You all might know Kathryn Calder from her role in The Immaculate Machine. You might have also seen her grace the stage as a member of The New Pornographers. But, now she has stepped aside from it all to record an album of her own, influenced by time spent with her mother during a terminal illness. Are You My Mother is just another step in her progression as one of the great female voices on the scene.
“Slip Away” begins with some small maracas draped over a tinkering piano progression. Once Calder steps into the fold, you can see precisely why she has the ability to go it alone, as her vocals have an innocent quality, but one that seems established and confident at the same time. You’ll find the power behind the chorus enchanting, though it’s little more than “oohs.”
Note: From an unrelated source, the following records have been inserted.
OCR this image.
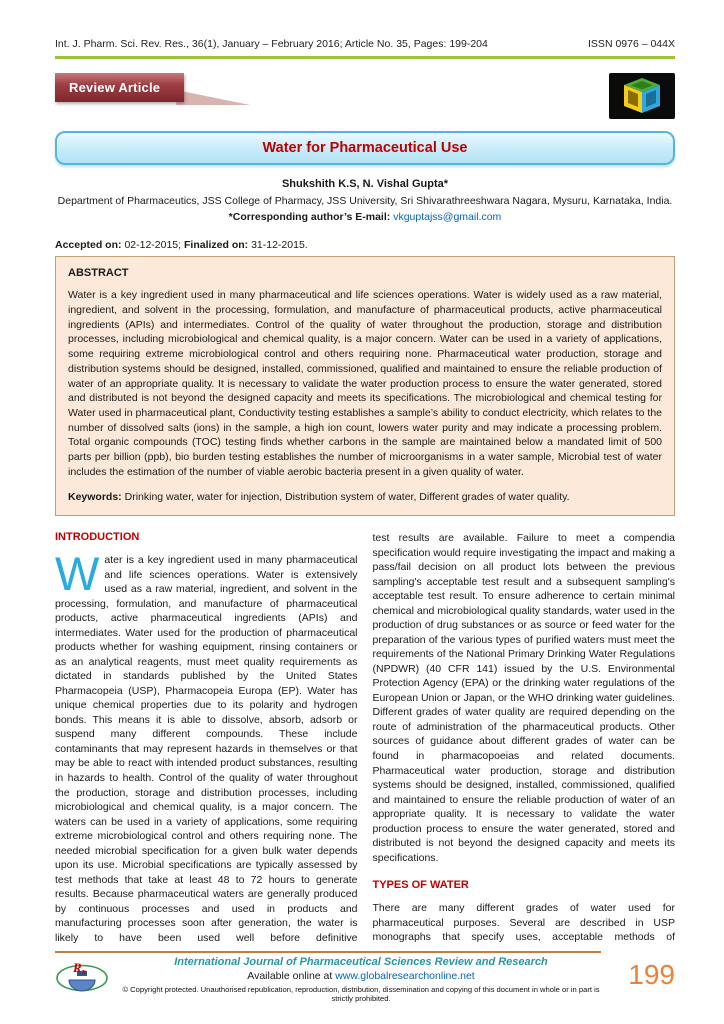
Int. J. Pharm. Sci. Rev. Res., 36(1), January – February 2016; Article No. 35, Pages: 199-204	ISSN 0976 – 044X
Review Article
Water for Pharmaceutical Use

Shukshith K.S, N. Vishal Gupta*

Department of Pharmaceutics, JSS College of Pharmacy, JSS University, Sri Shivarathreeshwara Nagara, Mysuru, Karnataka, India.

*Corresponding author’s E-mail: vkguptajss@gmail.com

Accepted on: 02-12-2015; Finalized on: 31-12-2015.

ABSTRACT

Water is a key ingredient used in many pharmaceutical and life sciences operations. Water is widely used as a raw material, ingredient, and solvent in the processing, formulation, and manufacture of pharmaceutical products, active pharmaceutical ingredients (APIs) and intermediates. Control of the quality of water throughout the production, storage and distribution processes, including microbiological and chemical quality, is a major concern. Water can be used in a variety of applications, some requiring extreme microbiological control and others requiring none. Pharmaceutical water production, storage and distribution systems should be designed, installed, commissioned, qualified and maintained to ensure the reliable production of water of an appropriate quality. It is necessary to validate the water production process to ensure the water generated, stored and distributed is not beyond the designed capacity and meets its specifications. The microbiological and chemical testing for Water used in pharmaceutical plant, Conductivity testing establishes a sample’s ability to conduct electricity, which relates to the number of dissolved salts (ions) in the sample, a high ion count, lowers water purity and may indicate a processing problem. Total organic compounds (TOC) testing finds whether carbons in the sample are maintained below a mandated limit of 500 parts per billion (ppb), bio burden testing establishes the number of microorganisms in a water sample, Microbial test of water includes the estimation of the number of viable aerobic bacteria present in a given quality of water.

Keywords: Drinking water, water for injection, Distribution system of water, Different grades of water quality.

INTRODUCTION

Water is a key ingredient used in many pharmaceutical and life sciences operations. Water is extensively used as a raw material, ingredient, and solvent in the processing, formulation, and manufacture of pharmaceutical products, active pharmaceutical ingredients (APIs) and intermediates. Water used for the production of pharmaceutical products whether for washing equipment, rinsing containers or as an analytical reagents, must meet quality requirements as dictated in standards published by the United States Pharmacopeia (USP), Pharmacopeia Europa (EP). Water has unique chemical properties due to its polarity and hydrogen bonds. This means it is able to dissolve, absorb, adsorb or suspend many different compounds. These include contaminants that may represent hazards in themselves or that may be able to react with intended product substances, resulting in hazards to health. Control of the quality of water throughout the production, storage and distribution processes, including microbiological and chemical quality, is a major concern. The waters can be used in a variety of applications, some requiring extreme microbiological control and others requiring none. The needed microbial specification for a given bulk water depends upon its use. Microbial specifications are typically assessed by test methods that take at least 48 to 72 hours to generate results. Because pharmaceutical waters are generally produced by continuous processes and used in products and manufacturing processes soon after generation, the water is likely to have been used well before definitive

test results are available. Failure to meet a compendia specification would require investigating the impact and making a pass/fail decision on all product lots between the previous sampling's acceptable test result and a subsequent sampling's acceptable test result. To ensure adherence to certain minimal chemical and microbiological quality standards, water used in the production of drug substances or as source or feed water for the preparation of the various types of purified waters must meet the requirements of the National Primary Drinking Water Regulations (NPDWR) (40 CFR 141) issued by the U.S. Environmental Protection Agency (EPA) or the drinking water regulations of the European Union or Japan, or the WHO drinking water guidelines. Different grades of water quality are required depending on the route of administration of the pharmaceutical products. Other sources of guidance about different grades of water can be found in pharmacopoeias and related documents. Pharmaceutical water production, storage and distribution systems should be designed, installed, commissioned, qualified and maintained to ensure the reliable production of water of an appropriate quality. It is necessary to validate the water production process to ensure the water generated, stored and distributed is not beyond the designed capacity and meets its specifications.

TYPES OF WATER

There are many different grades of water used for pharmaceutical purposes. Several are described in USP monographs that specify uses, acceptable methods of

R x

International Journal of Pharmaceutical Sciences Review and Research

Available online at www.globalresearchonline.net

© Copyright protected. Unauthorised republication, reproduction, distribution, dissemination and copying of this document in whole or in part is strictly prohibited.

199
While she establishes strong vocals from the beginning, her range is shown on “Low,” which recalls early recordings from Rilo Kiley. Here, the piano treads lightly, and in the same manner, Kathryn softly lets her voice float atop the musical accompaniment, not pushing too hard to make it all work cohesively. This same approach to her songwriting is used a lot on Are You My Mother, but she has the capability to turn her vocal tool in different directions, such as she does during the chorus on “Arrow.” Such warm vocals definitely encourage you to fall head over heals with every word, and every uttered sound.
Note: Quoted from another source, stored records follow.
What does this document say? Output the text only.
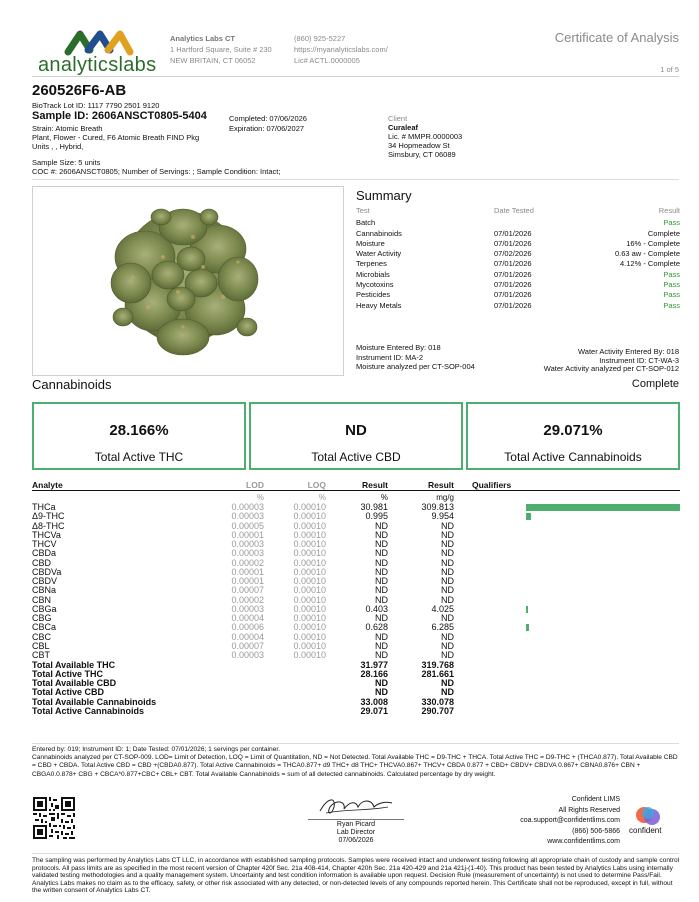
analyticslabs
Analytics Labs CT
1 Hartford Square, Suite # 230
NEW BRITAIN, CT 06052
(860) 925-5227
https://myanalyticslabs.com/
Lic# ACTL.0000005
Certificate of Analysis
1 of 5
260526F6-AB
BioTrack Lot ID: 1117 7790 2501 9120
Sample ID: 2606ANSCT0805-5404	Completed: 07/06/2026
Expiration: 07/06/2027
Strain: Atomic Breath
Plant, Flower - Cured, F6 Atomic Breath FIND Pkg
Units , , Hybrid,
Client
Curaleaf
Lic. # MMPR.0000003
34 Hopmeadow St
Simsbury, CT 06089
Sample Size: 5 units
COC #: 2606ANSCT0805; Number of Servings: ; Sample Condition: Intact;
Summary
Test	Date Tested	Result
Batch		Pass
Cannabinoids	07/01/2026	Complete
Moisture	07/01/2026	16% - Complete
Water Activity	07/02/2026	0.63 aw - Complete
Terpenes	07/01/2026	4.12% - Complete
Microbials	07/01/2026	Pass
Mycotoxins	07/01/2026	Pass
Pesticides	07/01/2026	Pass
Heavy Metals	07/01/2026	Pass
Moisture Entered By: 018
Instrument ID: MA-2
Moisture analyzed per CT-SOP-004
Water Activity Entered By: 018
Instrument ID: CT-WA-3
Water Activity analyzed per CT-SOP-012
Cannabinoids	Complete
28.166%
Total Active THC
ND
Total Active CBD
29.071%
Total Active Cannabinoids
Analyte	LOD	LOQ	Result	Result Qualifiers
%	%	%	mg/g
THCa	0.00003	0.00010	30.981	309.813
Δ9-THC	0.00003	0.00010	0.995	9.954
Δ8-THC	0.00005	0.00010	ND	ND
THCVa	0.00001	0.00010	ND	ND
THCV	0.00003	0.00010	ND	ND
CBDa	0.00003	0.00010	ND	ND
CBD	0.00002	0.00010	ND	ND
CBDVa	0.00001	0.00010	ND	ND
CBDV	0.00001	0.00010	ND	ND
CBNa	0.00007	0.00010	ND	ND
CBN	0.00002	0.00010	ND	ND
CBGa	0.00003	0.00010	0.403	4.025
CBG	0.00004	0.00010	ND	ND
CBCa	0.00006	0.00010	0.628	6.285
CBC	0.00004	0.00010	ND	ND
CBL	0.00007	0.00010	ND	ND
CBT	0.00003	0.00010	ND	ND
Total Available THC	31.977	319.768
Total Active THC	28.166	281.661
Total Available CBD	ND	ND
Total Active CBD	ND	ND
Total Available Cannabinoids	33.008	330.078
Total Active Cannabinoids	29.071	290.707

Entered by: 019; Instrument ID: 1; Date Tested: 07/01/2026; 1 servings per container.

Cannabinoids analyzed per CT-SOP-009. LOD= Limit of Detection, LOQ = Limit of Quantitation, ND = Not Detected. Total Available THC = D9-THC + THCA. Total Active THC = D9-THC + (THCA0.877). Total Available CBD = CBD + CBDA. Total Active CBD = CBD +(CBDA0.877). Total Active Cannabinoids = THCA0.877+ d9 THC+ d8 THC+ THCVA0.867+ THCV+ CBDA 0.877 + CBD+ CBDV+ CBDVA 0.867+ CBNA0.876+ CBN + CBGA0.0.878+ CBG + CBCA*0.877+CBC+ CBL+ CBT. Total Available Cannabinoids = sum of all detected cannabinoids. Calculated percentage by dry weight.

Ryan Picard
Lab Director
07/06/2026
Confident LIMS
All Rights Reserved
coa.support@confidentlims.com
(866) 506-5866
www.confidentlims.com
confident
The sampling was performed by Analytics Labs CT LLC, in accordance with established sampling protocols. Samples were received intact and underwent testing following all appropriate chain of custody and sample control protocols. All pass limits are as specified in the most recent version of Chapter 420f Sec. 21a 408-414, Chapter 420h Sec. 21a 420-429 and 21a 421j-(1-40). This product has been tested by Analytics Labs using internally validated testing methodologies and a quality management system. Uncertainty and test condition information is available upon request. Decision Rule (measurement of uncertainty) is not used to determine Pass/Fail. Analytics Labs makes no claim as to the efficacy, safety, or other risk associated with any detected, or non-detected levels of any compounds reported herein. This Certificate shall not be reproduced, except in full, without the written consent of Analytics Labs CT.
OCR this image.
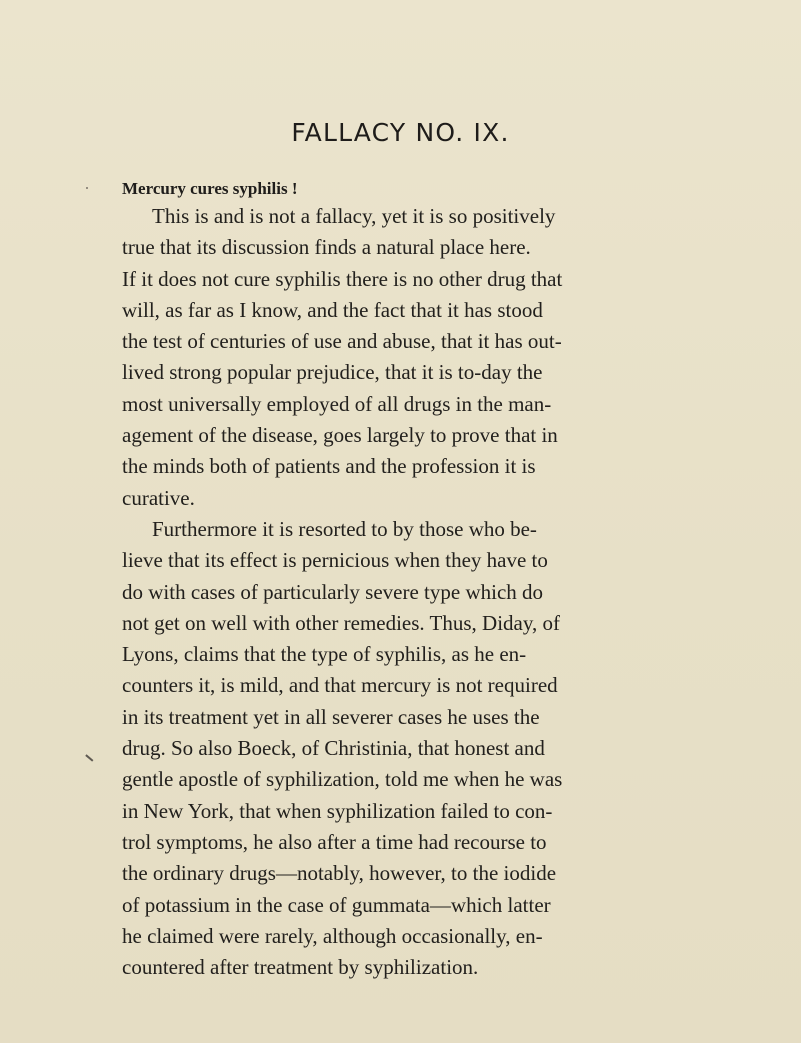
FALLACY NO. IX.
Mercury cures syphilis !
This is and is not a fallacy, yet it is so positively
true that its discussion finds a natural place here.
If it does not cure syphilis there is no other drug that
will, as far as I know, and the fact that it has stood
the test of centuries of use and abuse, that it has out-
lived strong popular prejudice, that it is to-day the
most universally employed of all drugs in the man-
agement of the disease, goes largely to prove that in
the minds both of patients and the profession it is
curative.
Furthermore it is resorted to by those who be-
lieve that its effect is pernicious when they have to
do with cases of particularly severe type which do
not get on well with other remedies. Thus, Diday, of
Lyons, claims that the type of syphilis, as he en-
counters it, is mild, and that mercury is not required
in its treatment yet in all severer cases he uses the
drug. So also Boeck, of Christinia, that honest and
gentle apostle of syphilization, told me when he was
in New York, that when syphilization failed to con-
trol symptoms, he also after a time had recourse to
the ordinary drugs—notably, however, to the iodide
of potassium in the case of gummata—which latter
he claimed were rarely, although occasionally, en-
countered after treatment by syphilization.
One of the great things about the record is that despite the vocal similarities on many of the tracks, she seems to push herself into direction that you might not expect her, challenging you, the listener. “Follow Me Into the Hills” has a folk quality to it that you can grasp from her other collaborations, but it’s successful here in that it takes you down a different path than the preceding songs. “A Day Long Past its Prime” takes a driving momentum to push the song forward, and male vocal accompaniment gives the album a bit of a heavier tone, albeit for a brief moment. It’s those little touches that demonstrate her willingness to build her own musical resume, differentiating herself as she goes along.
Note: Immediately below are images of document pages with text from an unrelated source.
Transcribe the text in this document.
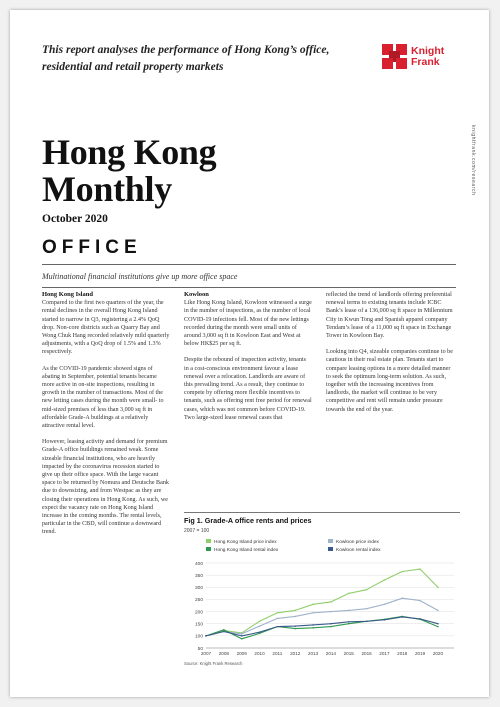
This report analyses the performance of Hong Kong’s office, residential and retail property markets
Knight
Frank
knightfrank.com/research
Hong Kong
Monthly
October 2020
OFFICE
Multinational financial institutions give up more office space
Hong Kong Island

Compared to the first two quarters of the year, the rental declines in the overall Hong Kong Island started to narrow in Q3, registering a 2.4% QoQ drop. Non-core districts such as Quarry Bay and Wong Chuk Hang recorded relatively mild quarterly adjustments, with a QoQ drop of 1.5% and 1.3% respectively.

As the COVID-19 pandemic showed signs of abating in September, potential tenants became more active in on-site inspections, resulting in growth in the number of transactions. Most of the new letting cases during the month were small- to mid-sized premises of less than 3,000 sq ft in affordable Grade-A buildings at a relatively attractive rental level.

However, leasing activity and demand for premium Grade-A office buildings remained weak. Some sizeable financial institutions, who are heavily impacted by the coronavirus recession started to give up their office space. With the large vacant space to be returned by Nomura and Deutsche Bank due to downsizing, and from Westpac as they are closing their operations in Hong Kong. As such, we expect the vacancy rate on Hong Kong Island increase in the coming months. The rental levels, particular in the CBD, will continue a downward trend.

Kowloon

Like Hong Kong Island, Kowloon witnessed a surge in the number of inspections, as the number of local COVID-19 infections fell. Most of the new lettings recorded during the month were small units of around 3,000 sq ft in Kowloon East and West at below HK$25 per sq ft.

Despite the rebound of inspection activity, tenants in a cost-conscious environment favour a lease renewal over a relocation. Landlords are aware of this prevailing trend. As a result, they continue to compete by offering more flexible incentives to tenants, such as offering rent free period for renewal cases, which was not common before COVID-19. Two large-sized lease renewal cases that

reflected the trend of landlords offering preferential renewal terms to existing tenants include ICBC Bank’s lease of a 136,000 sq ft space in Millennium City in Kwun Tong and Spanish apparel company Tendam’s lease of a 11,000 sq ft space in Exchange Tower in Kowloon Bay.

Looking into Q4, sizeable companies continue to be cautious in their real estate plan. Tenants start to compare leasing options in a more detailed manner to seek the optimum long-term solution. As such, together with the increasing incentives from landlords, the market will continue to be very competitive and rent will remain under pressure towards the end of the year.

Fig 1. Grade-A office rents and prices
2007 = 100
Hong Kong Island price index	Kowloon price index
Hong Kong Island rental index	Kowloon rental index
50
100
150
200
250
300
350
400
2007 2008 2009 2010 2011 2012 2013 2014 2015 2016 2017 2018 2019 2020
Source: Knight Frank Research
Closing out the album is a soft little touch titled “All It Is.” Her voice has a bit of a whisper to it, giving you the impression of listening to an intimate confession. It ends things with a crashing chorus, a magnificent summation of the record and its emotive powers. From the production of Are You My Mother to Kathryn Calder‘s incredibly delicate voice, you see the rise of a solitary musician. Her hard work honing her craft definitely has paid off here, creating a gentle collection of pop songs capable of warming your heart and spirit.